CONFIDENCE IN THE AIR
Many things conspire to create trust and a sense of wellbeing when it comes to flying. It all comes together when health needs are met, when safety measures are communicated to travelers, and when passengers feel safe and comfortable. Many airports are working hard to respond to the changing environment, developing partnerships to predict future needs so they can respond early.

In these days of searching to provide a sense of trust in flying again, sanitizing the plane cabin is as important as aircraft maintenance checks, and taking care of those who service passengers on the ground and in the air makes sense for everyone.

I’m eager to fly again and hope I will regain the comfort levels lost in the pandemic over the upcoming months.
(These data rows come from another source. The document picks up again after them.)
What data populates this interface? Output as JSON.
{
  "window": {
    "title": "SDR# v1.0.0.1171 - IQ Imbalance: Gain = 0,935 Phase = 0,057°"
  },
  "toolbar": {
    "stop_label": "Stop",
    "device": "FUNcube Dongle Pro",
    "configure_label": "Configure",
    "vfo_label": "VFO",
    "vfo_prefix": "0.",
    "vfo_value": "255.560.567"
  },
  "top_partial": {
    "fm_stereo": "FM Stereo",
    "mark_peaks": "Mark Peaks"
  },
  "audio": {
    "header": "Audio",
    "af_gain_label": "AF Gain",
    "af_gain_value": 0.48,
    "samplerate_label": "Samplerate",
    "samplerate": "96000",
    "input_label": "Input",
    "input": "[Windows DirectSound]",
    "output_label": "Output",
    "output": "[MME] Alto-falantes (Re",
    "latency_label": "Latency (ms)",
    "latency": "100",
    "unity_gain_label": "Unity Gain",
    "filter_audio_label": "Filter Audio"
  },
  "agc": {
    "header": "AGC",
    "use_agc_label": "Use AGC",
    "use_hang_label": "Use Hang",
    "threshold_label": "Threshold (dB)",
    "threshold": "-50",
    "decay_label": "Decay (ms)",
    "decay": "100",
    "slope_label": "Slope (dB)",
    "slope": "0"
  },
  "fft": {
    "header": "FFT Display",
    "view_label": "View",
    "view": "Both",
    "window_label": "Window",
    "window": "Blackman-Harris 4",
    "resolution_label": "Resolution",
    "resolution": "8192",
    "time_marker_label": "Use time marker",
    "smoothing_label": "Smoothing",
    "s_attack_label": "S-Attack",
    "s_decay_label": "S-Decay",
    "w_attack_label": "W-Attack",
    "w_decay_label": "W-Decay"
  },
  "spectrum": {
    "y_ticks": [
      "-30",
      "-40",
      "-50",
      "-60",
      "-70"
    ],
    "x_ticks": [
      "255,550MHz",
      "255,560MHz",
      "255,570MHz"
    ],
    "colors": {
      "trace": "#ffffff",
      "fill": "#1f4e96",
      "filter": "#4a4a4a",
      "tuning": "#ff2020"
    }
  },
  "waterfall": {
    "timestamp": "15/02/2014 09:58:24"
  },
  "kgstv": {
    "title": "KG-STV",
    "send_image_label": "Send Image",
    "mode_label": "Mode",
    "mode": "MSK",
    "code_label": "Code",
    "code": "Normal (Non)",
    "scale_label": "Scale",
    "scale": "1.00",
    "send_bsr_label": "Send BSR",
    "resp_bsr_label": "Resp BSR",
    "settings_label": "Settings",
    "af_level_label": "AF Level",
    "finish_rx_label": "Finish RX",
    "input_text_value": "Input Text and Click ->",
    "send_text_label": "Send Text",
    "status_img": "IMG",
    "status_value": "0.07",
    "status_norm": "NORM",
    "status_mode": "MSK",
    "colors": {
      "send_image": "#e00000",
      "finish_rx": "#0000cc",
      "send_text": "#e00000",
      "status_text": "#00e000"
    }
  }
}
Until there’s a vaccine and the situation with COVID-19 stabilizes, it’s comforting to know the lengths the airport and airline operators are taking to ensure public safety. Hats off to those essential workers who make flying possible, even in uncertain times. As I write this on September 11, I pause and remember the last time airport traffic was upended. Security measures transformed the experience of flying then, and now, I take those measures in stride. I look forward to the time when today’s added technology and sanitization too will seem passé.